Teenage Mutant Ninja Turtles Trading Card Game
- Publishers: Upper Deck
- Players: 2 or more
- Setup time: < 5 minutes
- Playing time: < 60 minutes

= Teenage Mutant Ninja Turtles Trading Card Game =

Collectible card game

Teenage Mutant Ninja Turtles Trading Card Game is an out-of-print collectible card game by Upper Deck and was released in February 2004. It was based on the cartoon series of the same name. The base set called Turtles Unleashed had 55 Common cards and 100 Foil cards, with 10 Super Rare foils and 10 Ultra Rare foils. Two planned expansions were to be released but never materialized: Swift as the Wind in May 2004 and Still as the Forest in September 2004. Future cards were to include Mystic Ninjas and Shredder's Elite Guard.

==Gameplay==
There are three playing modes: Fight mode and two training modes.
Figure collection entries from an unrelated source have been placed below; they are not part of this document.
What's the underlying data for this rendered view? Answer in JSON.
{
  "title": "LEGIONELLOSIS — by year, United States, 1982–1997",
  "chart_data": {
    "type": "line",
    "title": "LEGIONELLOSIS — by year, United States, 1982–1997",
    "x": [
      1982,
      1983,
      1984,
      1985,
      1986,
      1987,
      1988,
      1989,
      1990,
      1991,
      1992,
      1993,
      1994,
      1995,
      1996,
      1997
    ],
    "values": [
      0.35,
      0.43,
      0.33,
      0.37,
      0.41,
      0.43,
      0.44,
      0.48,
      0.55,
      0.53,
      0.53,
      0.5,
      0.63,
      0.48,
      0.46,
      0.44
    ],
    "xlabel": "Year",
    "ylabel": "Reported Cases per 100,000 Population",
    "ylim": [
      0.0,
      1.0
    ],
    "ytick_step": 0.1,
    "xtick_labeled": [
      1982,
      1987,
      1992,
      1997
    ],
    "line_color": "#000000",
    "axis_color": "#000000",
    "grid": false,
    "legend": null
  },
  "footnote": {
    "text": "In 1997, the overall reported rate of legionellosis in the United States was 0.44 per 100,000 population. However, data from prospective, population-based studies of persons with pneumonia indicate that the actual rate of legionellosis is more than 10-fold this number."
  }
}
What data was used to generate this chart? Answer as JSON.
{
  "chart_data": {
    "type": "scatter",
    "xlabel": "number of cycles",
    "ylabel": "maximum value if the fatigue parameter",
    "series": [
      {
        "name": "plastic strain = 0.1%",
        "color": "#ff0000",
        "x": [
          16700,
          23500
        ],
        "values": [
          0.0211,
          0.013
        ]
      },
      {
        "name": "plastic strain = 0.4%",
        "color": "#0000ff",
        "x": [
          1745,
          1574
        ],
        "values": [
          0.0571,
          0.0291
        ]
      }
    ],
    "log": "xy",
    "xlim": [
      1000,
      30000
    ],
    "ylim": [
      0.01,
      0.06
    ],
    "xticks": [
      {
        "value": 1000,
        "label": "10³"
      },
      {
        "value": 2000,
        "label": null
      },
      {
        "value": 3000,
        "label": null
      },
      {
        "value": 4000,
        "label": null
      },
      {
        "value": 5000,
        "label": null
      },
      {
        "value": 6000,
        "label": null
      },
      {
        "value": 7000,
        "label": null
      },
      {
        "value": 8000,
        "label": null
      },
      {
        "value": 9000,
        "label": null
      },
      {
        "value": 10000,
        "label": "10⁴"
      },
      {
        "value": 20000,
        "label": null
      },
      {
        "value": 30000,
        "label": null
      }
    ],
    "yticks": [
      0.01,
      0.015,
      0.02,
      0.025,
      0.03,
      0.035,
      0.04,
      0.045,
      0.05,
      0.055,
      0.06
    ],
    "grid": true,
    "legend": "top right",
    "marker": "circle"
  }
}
The main game has players making decks using Attack, Event, Character and Item cards. The first person to have their opponent run out of cards, wins the game. Players set up blockers to defend their deck, and any damage that gets through makes them discard from their deck. To make it more interesting, players are allowed to place their cards face down on the board.

==Reception==
The game was said to be "lacking in fun". The rules were simpler than Magic: the Gathering or Yu-Gi-Oh!